Grüne Bohnen, Butterbohnen und Kidneybohnen in süßsaurem Dressing, am besten am Vortag gemacht. Der Salat, der auf jedem Bring-and-Braai-Tisch steht.

Der Dreibohnensalat ist keine südafrikanische Erfindung, aber nirgends so verbreitet wie dort. Zwei Dosen und eine Handvoll frischer Bohnen ergeben eine Beilage, die stundenlang in der Sonne stehen kann, ohne schlecht zu werden — genau das, was ein Braai braucht.

Vorbereitung
20 Min
Am Feuer
5 Min
Portionen
8
Aufwand
einfach

Wann es drankommt

Vorher fertig

Machst du in der Küche. Steht auf dem Tisch, bevor du anzündest.

Ausrüstung: gar nichts

Diese Linie

Chutneys, Marinaden, Beilagensalate — und das Wort „chop“.

Zubereitung

  1. Grüne Bohnen blanchieren

    In sprudelnd kochendem Salzwasser zwei bis drei Minuten kochen, bis sie bissfest sind. Sofort abgießen und in kaltem Wasser abschrecken — sonst garen sie nach und werden grau.

  2. Dressing anrühren

    Öl, Essig, Honig, Senf, Chili, Zitronenschale und -saft mit zwei Dritteln der Kräuter verquirlen, kräftig salzen und pfeffern.

  3. Mischen

    Alle Bohnen mit Zwiebel und Paprika in eine große Schüssel geben, Dressing darüber und vorsichtig durchheben. Die Dosenbohnen zerfallen leicht.

  4. Ziehen lassen

    Mindestens zwei Stunden kalt stellen, über Nacht ist deutlich besser. Die Bohnen nehmen das Dressing auf, und der Salat wird erst dabei rund.

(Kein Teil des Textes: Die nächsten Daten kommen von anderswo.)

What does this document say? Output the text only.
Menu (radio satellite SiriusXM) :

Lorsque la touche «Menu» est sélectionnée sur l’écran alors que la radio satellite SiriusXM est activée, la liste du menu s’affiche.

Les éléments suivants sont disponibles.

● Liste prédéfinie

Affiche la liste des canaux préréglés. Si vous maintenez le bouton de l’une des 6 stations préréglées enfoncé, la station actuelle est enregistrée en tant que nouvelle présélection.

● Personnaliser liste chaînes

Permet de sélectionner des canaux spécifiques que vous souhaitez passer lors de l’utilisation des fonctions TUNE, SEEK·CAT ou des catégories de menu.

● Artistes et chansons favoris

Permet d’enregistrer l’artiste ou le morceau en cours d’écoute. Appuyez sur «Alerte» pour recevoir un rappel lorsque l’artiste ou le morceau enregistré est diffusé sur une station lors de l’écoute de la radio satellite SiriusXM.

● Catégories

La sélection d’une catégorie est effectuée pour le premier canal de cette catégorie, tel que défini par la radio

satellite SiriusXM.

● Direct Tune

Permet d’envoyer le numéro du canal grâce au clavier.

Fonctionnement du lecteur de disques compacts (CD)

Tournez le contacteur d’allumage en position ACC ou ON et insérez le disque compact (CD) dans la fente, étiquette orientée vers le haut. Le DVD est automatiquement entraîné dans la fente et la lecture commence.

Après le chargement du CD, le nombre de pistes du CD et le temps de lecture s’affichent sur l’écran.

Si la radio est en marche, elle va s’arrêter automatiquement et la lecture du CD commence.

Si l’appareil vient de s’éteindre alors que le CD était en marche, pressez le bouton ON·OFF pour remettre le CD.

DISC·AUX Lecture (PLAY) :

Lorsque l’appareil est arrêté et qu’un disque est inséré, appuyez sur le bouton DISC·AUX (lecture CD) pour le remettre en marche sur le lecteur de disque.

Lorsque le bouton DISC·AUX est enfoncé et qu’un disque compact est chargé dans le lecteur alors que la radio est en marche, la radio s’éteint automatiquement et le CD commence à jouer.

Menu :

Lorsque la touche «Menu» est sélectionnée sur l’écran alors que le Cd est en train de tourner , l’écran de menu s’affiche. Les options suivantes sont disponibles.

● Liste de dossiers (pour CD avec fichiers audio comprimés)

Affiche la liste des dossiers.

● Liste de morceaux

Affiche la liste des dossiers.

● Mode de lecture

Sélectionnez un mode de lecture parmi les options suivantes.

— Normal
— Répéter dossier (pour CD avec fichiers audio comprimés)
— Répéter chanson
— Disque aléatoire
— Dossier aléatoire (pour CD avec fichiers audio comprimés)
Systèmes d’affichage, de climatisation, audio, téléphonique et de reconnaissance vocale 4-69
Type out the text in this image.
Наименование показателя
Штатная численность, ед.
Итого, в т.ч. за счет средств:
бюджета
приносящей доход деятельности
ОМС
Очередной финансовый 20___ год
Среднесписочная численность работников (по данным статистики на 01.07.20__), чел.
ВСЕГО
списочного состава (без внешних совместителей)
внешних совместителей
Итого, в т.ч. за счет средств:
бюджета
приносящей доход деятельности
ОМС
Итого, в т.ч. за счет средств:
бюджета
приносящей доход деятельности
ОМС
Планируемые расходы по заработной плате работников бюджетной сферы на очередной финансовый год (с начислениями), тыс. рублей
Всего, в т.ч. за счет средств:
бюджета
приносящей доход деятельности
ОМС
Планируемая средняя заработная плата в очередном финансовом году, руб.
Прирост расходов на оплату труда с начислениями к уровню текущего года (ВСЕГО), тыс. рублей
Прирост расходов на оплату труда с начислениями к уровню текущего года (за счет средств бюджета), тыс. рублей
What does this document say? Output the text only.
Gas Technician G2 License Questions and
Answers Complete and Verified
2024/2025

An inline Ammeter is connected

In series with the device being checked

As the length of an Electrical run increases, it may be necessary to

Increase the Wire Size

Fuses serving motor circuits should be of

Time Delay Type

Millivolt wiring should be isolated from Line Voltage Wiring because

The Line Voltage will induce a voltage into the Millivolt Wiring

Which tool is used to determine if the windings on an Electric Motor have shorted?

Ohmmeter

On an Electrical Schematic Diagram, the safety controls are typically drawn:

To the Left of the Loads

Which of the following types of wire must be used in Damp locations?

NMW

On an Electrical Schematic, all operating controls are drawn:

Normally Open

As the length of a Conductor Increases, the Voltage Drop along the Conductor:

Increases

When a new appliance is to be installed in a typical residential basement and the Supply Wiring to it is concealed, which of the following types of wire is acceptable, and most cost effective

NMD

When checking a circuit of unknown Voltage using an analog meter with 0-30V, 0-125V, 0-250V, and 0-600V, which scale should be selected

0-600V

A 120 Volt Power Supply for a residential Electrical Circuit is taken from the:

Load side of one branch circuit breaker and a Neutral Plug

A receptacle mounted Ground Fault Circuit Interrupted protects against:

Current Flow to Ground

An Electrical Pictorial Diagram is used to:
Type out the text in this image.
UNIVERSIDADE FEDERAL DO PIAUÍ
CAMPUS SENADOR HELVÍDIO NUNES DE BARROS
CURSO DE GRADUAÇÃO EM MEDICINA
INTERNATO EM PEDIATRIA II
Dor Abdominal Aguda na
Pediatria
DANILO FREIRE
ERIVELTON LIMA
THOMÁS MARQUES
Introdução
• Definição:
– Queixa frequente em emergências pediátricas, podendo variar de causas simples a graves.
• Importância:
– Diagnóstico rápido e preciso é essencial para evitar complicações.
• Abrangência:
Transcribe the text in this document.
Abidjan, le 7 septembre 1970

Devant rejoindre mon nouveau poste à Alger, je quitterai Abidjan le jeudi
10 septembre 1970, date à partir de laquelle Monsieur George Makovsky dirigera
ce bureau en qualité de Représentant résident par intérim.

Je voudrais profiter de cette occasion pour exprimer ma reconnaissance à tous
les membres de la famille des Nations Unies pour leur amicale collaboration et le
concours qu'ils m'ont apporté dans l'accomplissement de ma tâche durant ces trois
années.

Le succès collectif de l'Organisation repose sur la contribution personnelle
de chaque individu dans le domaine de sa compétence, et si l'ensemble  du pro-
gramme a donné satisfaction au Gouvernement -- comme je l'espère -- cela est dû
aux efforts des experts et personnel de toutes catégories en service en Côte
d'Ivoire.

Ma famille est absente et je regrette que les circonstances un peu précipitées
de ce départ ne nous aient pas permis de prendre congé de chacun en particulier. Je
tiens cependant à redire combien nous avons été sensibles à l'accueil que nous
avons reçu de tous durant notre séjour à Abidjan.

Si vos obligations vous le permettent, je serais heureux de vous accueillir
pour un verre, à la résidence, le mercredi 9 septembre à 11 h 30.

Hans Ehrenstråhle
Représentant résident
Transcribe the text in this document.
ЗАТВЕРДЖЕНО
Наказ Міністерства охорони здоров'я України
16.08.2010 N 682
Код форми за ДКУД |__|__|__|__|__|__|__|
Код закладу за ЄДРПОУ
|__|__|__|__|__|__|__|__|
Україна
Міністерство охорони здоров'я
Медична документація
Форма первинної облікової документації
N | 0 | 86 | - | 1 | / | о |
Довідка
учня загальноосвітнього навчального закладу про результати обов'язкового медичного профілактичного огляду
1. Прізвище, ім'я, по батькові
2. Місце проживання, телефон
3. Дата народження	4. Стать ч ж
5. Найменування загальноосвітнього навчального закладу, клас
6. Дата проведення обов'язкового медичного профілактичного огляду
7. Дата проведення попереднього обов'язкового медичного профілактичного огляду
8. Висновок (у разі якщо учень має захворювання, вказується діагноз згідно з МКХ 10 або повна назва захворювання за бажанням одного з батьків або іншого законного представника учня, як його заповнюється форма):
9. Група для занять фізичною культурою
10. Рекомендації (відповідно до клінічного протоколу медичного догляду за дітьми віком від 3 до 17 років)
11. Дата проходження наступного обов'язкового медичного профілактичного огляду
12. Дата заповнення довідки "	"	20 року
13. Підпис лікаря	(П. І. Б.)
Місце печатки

  5. Abschmecken und servieren

    Vor dem Servieren noch einmal abschmecken — kalt schmeckt alles flacher, es fehlt fast immer Salz und Säure. Mit den restlichen Kräutern bestreuen.

Tipps

  • Die Dosenbohnen gründlich abspülen. Die Lake schmeckt metallisch und trübt das Dressing.
  • Wer es südafrikanischer will, nimmt statt der Kidneybohnen eine Dose Baked Beans. Klingt falsch, ist aber die verbreitetste Fassung.
  • Der Salat hält im Kühlschrank vier Tage. Er ist damit die verlässlichste Beilage, die man vorbereiten kann.

Der Dreibohnensalat ist die Beilage, die niemand vermisst, bis sie fehlt. Er ist billig, macht satt, verträgt Wärme und wird beim Stehen besser statt schlechter.

Der entscheidende Punkt sind die grünen Bohnen. Aus der Dose sind sie weich und geschmacklos, frisch blanchiert geben sie dem Salat den Biss, an dem alles andere hängt. Zwei bis drei Minuten, nicht mehr — und danach sofort ins kalte Wasser.

Das Dressing ist süßsauer, und das gehört so. Honig gegen Essig, Senf als Verbindung: Es ist dieselbe Balance wie bei Monkey Gland Sauce und Sosaties, nur kalt.